97.Bu durumda, otopsiden örnek alınmamış olması sebebiyle ölüm
nedeninin tespit edilmesinin yeniden yapılacak bir yargılamayla mümkün
olamayacağı gerçeği karşısında yeniden yargılama yapılmasında hukuki yarar
görülmemiştir. Öte yandan somut olayda ihlalin tespit edilmesinin
başvurucuların uğradığı zararların giderilmesi bakımından yetersiz kalacağı
açıktır. Dolayısıyla eski hâle getirme
kuralı çerçevesinde ihlalin bütün sonuçlarıyla ortadan kaldırılabilmesi için
yaşam hakkının usul boyutunun ihlali nedeniyle yalnızca ihlal tespitiyle
giderilemeyecek olan manevi zararları karşılığında başvuruculara müştereken net
40.000 TL manevi tazminat ödenmesine karar verilmesi gerekir.

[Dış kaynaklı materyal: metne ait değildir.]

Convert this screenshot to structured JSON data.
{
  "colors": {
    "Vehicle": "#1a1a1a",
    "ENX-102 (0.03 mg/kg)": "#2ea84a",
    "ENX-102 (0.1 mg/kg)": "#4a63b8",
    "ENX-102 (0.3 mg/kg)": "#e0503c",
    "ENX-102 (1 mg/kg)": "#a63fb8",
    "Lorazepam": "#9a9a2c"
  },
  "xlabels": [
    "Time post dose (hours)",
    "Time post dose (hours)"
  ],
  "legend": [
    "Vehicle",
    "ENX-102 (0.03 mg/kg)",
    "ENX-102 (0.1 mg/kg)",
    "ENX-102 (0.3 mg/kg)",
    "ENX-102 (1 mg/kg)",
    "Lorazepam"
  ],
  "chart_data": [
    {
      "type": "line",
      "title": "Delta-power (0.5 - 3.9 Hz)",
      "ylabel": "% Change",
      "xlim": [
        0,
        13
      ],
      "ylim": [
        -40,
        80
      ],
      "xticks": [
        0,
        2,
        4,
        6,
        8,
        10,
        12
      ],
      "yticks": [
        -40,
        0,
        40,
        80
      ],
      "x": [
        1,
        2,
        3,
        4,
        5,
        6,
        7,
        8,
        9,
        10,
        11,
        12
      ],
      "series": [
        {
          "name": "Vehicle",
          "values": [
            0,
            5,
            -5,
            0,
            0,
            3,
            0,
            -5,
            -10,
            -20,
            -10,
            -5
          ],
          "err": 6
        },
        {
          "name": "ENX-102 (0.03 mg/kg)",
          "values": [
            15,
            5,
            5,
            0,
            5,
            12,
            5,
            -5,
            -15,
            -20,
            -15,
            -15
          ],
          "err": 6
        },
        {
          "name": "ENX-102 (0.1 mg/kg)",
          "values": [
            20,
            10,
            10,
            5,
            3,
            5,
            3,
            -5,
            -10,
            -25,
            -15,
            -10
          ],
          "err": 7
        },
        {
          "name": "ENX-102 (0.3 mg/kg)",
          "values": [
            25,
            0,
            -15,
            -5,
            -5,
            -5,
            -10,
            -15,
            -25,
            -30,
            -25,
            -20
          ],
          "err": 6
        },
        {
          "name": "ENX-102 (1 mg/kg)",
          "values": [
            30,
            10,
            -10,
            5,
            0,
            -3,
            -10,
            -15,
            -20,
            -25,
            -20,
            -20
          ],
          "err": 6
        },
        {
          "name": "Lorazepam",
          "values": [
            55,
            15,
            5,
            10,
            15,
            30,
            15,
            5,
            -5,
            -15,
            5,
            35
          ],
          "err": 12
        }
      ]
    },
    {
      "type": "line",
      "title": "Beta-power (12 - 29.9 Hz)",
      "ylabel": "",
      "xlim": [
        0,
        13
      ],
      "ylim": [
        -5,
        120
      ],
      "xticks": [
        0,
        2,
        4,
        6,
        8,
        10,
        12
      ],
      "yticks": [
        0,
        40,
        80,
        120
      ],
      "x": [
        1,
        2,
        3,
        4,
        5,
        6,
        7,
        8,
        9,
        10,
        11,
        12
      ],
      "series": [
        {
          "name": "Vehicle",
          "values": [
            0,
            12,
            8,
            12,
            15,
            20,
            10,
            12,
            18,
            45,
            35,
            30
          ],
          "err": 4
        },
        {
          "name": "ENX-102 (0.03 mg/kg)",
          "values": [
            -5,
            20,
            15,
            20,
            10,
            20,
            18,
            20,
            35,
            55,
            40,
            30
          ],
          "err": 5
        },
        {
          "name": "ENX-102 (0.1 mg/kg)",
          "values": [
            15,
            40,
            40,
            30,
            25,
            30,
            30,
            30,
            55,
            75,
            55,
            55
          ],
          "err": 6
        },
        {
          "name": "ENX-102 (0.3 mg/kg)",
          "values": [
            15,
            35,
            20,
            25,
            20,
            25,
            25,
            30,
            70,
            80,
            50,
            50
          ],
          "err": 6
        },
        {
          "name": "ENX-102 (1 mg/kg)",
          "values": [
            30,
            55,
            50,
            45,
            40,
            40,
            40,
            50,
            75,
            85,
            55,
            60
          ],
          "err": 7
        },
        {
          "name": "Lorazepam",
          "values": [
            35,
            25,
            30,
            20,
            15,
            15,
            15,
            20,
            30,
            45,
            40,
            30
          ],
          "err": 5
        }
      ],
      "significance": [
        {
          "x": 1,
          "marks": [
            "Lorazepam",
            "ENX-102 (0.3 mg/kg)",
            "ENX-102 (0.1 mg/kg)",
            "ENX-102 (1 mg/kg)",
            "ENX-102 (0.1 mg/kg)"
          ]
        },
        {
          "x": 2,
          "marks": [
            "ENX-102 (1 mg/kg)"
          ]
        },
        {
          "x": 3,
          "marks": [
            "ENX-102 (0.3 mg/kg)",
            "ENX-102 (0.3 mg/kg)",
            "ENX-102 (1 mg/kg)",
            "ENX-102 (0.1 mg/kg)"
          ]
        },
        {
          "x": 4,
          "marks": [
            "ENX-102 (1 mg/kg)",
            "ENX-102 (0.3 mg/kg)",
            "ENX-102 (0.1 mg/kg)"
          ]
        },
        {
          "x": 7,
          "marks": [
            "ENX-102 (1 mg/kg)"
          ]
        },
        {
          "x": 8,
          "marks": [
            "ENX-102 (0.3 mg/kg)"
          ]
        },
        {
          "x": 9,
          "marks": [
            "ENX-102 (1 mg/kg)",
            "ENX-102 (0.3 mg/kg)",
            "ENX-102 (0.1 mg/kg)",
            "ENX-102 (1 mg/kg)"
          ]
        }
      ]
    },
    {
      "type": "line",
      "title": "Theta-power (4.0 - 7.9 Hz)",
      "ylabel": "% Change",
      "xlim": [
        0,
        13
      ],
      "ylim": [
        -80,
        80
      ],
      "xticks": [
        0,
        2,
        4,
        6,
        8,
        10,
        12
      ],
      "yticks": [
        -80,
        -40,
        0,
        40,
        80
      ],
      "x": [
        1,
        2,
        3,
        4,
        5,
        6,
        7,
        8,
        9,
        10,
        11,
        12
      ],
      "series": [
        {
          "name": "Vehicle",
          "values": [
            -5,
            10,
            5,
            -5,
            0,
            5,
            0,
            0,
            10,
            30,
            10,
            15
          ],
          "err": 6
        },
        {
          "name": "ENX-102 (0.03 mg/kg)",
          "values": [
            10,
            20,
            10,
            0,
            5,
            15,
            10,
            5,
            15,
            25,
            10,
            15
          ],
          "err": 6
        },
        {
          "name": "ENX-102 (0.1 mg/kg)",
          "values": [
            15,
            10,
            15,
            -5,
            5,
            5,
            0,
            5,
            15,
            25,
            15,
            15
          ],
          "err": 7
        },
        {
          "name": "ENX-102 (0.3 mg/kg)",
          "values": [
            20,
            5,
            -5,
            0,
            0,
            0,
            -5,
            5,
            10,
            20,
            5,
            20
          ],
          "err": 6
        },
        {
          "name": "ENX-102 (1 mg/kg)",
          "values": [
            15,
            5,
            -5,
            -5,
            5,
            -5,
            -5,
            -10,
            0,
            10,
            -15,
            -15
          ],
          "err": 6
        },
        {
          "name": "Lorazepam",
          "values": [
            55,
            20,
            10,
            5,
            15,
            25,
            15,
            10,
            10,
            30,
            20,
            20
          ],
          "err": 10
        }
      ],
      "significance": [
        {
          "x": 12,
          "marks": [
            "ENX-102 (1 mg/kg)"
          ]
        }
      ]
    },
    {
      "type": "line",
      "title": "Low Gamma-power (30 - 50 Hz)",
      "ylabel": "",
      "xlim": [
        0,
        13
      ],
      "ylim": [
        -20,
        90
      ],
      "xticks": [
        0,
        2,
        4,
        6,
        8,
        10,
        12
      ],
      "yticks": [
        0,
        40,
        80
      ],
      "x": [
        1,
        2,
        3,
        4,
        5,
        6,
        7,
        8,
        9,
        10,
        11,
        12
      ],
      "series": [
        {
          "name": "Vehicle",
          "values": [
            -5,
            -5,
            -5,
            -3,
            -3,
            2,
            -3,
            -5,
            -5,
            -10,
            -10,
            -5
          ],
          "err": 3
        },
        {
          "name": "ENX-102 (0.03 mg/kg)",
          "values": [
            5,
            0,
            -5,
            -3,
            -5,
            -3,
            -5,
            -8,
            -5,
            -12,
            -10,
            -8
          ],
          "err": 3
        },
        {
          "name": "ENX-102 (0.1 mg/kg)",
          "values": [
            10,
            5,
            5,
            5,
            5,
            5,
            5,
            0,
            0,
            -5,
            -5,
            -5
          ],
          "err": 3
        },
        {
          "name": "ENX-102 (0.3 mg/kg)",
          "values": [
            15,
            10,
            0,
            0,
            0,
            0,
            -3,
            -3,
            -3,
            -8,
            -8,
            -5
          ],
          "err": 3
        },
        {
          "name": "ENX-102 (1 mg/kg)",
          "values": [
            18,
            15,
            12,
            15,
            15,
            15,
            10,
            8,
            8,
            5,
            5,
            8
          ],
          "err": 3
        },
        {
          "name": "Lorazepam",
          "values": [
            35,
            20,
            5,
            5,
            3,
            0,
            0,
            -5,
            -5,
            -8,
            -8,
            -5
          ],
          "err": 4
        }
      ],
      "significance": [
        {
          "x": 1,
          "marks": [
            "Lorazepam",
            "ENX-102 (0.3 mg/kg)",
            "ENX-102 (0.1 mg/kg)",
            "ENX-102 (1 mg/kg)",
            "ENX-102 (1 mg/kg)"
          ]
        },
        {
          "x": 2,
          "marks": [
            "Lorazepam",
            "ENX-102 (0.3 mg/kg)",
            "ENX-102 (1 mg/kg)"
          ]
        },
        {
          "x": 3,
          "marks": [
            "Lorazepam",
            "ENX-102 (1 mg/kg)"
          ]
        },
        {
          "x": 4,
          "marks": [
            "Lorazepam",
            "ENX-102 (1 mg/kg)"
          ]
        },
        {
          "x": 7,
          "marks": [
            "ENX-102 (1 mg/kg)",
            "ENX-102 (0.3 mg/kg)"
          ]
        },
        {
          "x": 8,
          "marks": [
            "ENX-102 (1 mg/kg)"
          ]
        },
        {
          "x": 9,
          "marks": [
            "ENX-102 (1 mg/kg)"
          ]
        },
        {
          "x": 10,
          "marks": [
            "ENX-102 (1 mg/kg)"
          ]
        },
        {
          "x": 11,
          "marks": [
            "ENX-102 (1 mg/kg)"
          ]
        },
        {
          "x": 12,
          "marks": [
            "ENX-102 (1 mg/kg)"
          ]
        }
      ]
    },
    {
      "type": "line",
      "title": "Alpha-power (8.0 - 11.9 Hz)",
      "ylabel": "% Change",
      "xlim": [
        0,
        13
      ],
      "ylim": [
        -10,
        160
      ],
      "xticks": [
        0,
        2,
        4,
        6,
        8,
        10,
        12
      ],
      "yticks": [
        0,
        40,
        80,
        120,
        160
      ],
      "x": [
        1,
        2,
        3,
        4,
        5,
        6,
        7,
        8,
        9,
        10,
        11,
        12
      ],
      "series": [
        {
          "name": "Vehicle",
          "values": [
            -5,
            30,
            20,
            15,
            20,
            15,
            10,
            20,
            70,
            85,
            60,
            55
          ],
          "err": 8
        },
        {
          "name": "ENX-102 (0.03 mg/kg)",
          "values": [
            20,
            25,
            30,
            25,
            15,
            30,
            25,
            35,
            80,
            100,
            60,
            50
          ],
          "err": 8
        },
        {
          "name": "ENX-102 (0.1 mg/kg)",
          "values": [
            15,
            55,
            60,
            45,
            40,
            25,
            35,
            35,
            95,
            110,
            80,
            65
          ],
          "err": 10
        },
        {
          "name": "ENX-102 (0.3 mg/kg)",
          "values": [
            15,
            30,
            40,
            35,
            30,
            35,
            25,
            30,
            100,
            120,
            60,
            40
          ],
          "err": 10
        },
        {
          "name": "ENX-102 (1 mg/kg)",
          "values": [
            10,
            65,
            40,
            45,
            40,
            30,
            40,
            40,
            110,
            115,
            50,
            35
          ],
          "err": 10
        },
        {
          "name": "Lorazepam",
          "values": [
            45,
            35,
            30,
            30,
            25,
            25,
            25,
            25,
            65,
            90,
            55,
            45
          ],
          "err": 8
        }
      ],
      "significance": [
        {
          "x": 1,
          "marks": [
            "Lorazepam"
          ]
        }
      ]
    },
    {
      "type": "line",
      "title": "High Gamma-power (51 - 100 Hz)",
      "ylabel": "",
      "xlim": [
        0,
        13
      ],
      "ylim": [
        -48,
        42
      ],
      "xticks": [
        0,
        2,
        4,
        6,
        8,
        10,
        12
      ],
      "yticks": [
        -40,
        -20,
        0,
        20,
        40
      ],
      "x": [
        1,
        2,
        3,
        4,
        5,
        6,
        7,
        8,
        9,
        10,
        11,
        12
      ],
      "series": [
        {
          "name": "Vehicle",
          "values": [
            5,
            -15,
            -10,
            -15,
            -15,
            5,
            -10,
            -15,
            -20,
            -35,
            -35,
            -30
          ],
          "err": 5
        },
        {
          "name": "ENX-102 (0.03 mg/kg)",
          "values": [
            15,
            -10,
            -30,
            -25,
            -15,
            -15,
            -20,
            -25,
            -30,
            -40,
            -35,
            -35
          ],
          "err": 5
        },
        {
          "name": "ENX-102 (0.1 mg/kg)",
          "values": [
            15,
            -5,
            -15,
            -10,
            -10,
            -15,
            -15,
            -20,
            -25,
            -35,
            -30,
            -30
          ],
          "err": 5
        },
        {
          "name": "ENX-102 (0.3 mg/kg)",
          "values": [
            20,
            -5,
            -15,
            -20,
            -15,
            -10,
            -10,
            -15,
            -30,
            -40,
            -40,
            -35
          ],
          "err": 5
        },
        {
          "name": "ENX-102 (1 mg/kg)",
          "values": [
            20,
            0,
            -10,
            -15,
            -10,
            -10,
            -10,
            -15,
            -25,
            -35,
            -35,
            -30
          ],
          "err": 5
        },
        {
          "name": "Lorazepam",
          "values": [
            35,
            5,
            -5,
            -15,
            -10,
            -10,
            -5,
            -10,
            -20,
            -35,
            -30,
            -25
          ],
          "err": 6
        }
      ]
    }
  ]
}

98. Anayasa Mahkemesinin maddi tazminata hükmedebilmesi için
başvurucunun uğradığını iddia ettiği maddi zarar ile tespit edilen ihlal
arasında illiyet bağı bulunmalıdır. Başvurucuların bu konuda herhangi bir belge
sunmamış olması nedeniyle maddi tazminat taleplerinin reddine karar verilmesi
gerekir.
99. Dosyadaki belgelerden tespit edilen 239,50 TL harç ve 3.000
TL vekâlet ücretinden oluşan toplam 3.239,50 TL yargılama giderinin
başvuruculara müştereken ödenmesine karar verilmesi gerekir.
VI. HÜKÜM
Açıklanan gerekçelerle;
A. Yaşam hakkının usul boyutunun ihlal edildiğine ilişkin
iddianın KABUL EDİLEBİLİR OLDUĞUNA,
B. Anayasa’nın 17. maddesinde güvence altına alınan yaşam
hakkının usul boyutunun İHLAL EDİLDİĞİNE,
C. Yaşam hakkının usul boyutunun ihlal edilmesi nedeniyle net
40.000 TL manevi tazminatın başvuruculara MÜŞTEREKEN ÖDENMESİNE, tazminata
ilişkin diğer taleplerin REDDİNE,
D. 239,50 TL harç ve 3.000 TL vekâlet ücretinden oluşan toplam
3.239,50 TL yargılama giderinin BAŞVURUCULARA MÜŞTEREKEN ÖDENMESİNE,
E. Ödemelerin, kararın tebliğini takiben başvurucuların Hazine
ve Maliye Bakanlığına başvuru tarihinden itibaren dört ay içinde yapılmasına,
ödemede gecikme olması hâlinde bu sürenin sona erdiği tarihten ödeme tarihine
kadar geçen süre için yasal FAİZ UYGULANMASINA,
F. Kararın bir örneğinin Adalet Bakanlığına GÖNDERİLMESİNE
9/1/2020 tarihinde OYBİRLİĞİYLE karar verildi.